Sebastian Vettel secured another top spot on the podium today at the Malaysian GP at Sepang. Just like in Australia he had a great start and pushed to the end to keep rivals at distance. Jenson Button drove consistently to second while Nick Heidfeld secured a second podium for Lotus Renault.
I'm sure it goes deeper than that. It is very likely that Ferrari were behind Lewis' tires going off as they did. Probably they have a secret deal with Pirelli. I read it somewhere on an internet forum. The plan was to slow down Lewis so that Alonso could catch him up, then for Alonso to only pretend that he was trying to overtake but without activating his DRS, so as to justify being unable to overtake, and as soon as Lewis started his weaving Alonso would shadow him exactly as Petrov did last year, then Ferrari would file a complain to Charlie Whiting and get Lewis penalised for all the weaving, as he had already been reprimanded last year, so that they would achieve both Alonso getting in front of Lewis and Lewis dropping even further behind and scoring even less points, HAHAHA! Then, as soon as Lewis was out of the way, Alonso would be able to reactivate his DRS and catch up with Button, he wouldn't just use it in the designated area but throughout the whole lap, as Ferrari would claim all of Lewis's wee-he-he-eaving had caused their DRS system to malfunction, initially being stuck closed and then getting stuck open, and it wouldn't have been their fault but Lewis's, OOOH, that Lewis Lewis Lewis, how we all tifosi hate him, he stoles it from us, he tooks it from us, our precious, poor Felipe 2008 Champion for 30 seconds, anyway, that Lewis is pretty much about it. Lewis.
Seriously though, what happens if someone's DRS gets stuck open? Does he have to retire? Does he receive a penalty?
The most merciful thing in the world, I think, is the inability of the human mind to correlate all its contents. H.P.Lovecraft
andartop wrote:
Seriously though, what happens if someone's DRS gets stuck open? Does he have to retire? Does he receive a penalty?
He'd go spearing off backwards at the next fast corner. Seriously, did you see Sutil in Oz when he tried to get greedy with the DRS on the last corner?
It's said that activating the DRS shifts the CoP forwards by 20+%. This would make the car undriveable in fast corners.

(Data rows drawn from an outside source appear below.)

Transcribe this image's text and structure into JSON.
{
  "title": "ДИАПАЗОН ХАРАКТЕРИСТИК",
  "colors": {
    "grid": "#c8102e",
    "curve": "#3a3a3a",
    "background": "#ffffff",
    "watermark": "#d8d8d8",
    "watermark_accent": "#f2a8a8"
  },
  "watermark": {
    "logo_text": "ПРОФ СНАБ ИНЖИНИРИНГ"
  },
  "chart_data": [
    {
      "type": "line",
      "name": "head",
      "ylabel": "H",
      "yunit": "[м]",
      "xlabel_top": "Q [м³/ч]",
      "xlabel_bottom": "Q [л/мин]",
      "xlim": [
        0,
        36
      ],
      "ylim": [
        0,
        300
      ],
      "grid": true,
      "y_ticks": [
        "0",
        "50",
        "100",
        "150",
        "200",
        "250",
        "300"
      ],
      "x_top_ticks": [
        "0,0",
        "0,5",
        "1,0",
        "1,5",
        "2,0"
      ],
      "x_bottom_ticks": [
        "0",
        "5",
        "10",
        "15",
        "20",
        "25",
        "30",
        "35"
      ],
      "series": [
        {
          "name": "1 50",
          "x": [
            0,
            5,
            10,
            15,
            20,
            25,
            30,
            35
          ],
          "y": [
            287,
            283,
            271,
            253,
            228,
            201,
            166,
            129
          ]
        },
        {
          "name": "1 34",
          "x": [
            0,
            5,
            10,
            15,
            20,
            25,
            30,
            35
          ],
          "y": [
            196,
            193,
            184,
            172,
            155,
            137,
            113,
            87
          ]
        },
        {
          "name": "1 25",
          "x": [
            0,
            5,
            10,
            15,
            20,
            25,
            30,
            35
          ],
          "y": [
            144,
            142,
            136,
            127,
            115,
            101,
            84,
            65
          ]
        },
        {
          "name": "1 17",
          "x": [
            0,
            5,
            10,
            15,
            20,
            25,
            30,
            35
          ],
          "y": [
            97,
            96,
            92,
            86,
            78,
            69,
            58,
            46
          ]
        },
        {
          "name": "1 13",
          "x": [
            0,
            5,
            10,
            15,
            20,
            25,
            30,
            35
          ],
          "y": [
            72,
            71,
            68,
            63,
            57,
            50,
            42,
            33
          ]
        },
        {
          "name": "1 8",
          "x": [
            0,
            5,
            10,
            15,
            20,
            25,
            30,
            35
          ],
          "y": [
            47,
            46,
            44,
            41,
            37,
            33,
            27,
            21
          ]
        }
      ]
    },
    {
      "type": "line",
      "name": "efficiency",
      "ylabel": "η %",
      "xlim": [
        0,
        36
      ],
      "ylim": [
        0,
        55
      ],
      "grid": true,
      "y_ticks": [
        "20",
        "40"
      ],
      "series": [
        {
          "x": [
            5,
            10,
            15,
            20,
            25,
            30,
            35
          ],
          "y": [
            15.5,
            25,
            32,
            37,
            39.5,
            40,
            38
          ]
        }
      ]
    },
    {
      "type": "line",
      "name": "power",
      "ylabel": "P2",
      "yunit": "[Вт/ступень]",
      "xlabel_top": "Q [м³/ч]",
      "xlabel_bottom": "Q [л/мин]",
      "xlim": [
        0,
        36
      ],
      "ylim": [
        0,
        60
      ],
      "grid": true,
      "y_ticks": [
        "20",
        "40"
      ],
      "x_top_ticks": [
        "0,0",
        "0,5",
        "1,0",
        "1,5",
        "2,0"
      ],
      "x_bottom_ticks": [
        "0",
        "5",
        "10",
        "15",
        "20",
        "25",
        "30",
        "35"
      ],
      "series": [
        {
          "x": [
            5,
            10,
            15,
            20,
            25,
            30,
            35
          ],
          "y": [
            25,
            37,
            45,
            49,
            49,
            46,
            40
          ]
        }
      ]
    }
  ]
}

If he didn't crash, he'd have to retire because he'd be several seconds (tens of seconds even?) slower than the rest.
If you are more fortunate than others, build a larger table not a taller fence.
Ok, say he didn't crash and was indeed 10 sec slower than everyone else. What I'm asking is, does anyone know if the regulations predict anything about it?
The most merciful thing in the world, I think, is the inability of the human mind to correlate all its contents. H.P.Lovecraft
If you watch a slo-mo replay it appears that the top part of his visor is even with the cockpit opening at max compression. Has Renault said whether or not any part of that car can be reused? I imagine the motor and trans is junk after that much stress.
Yet we've already heard cases where this "fail safe" hasn't worked, with the DRS getting stuck open. It's still a mechanical device which can get jammed or stuck!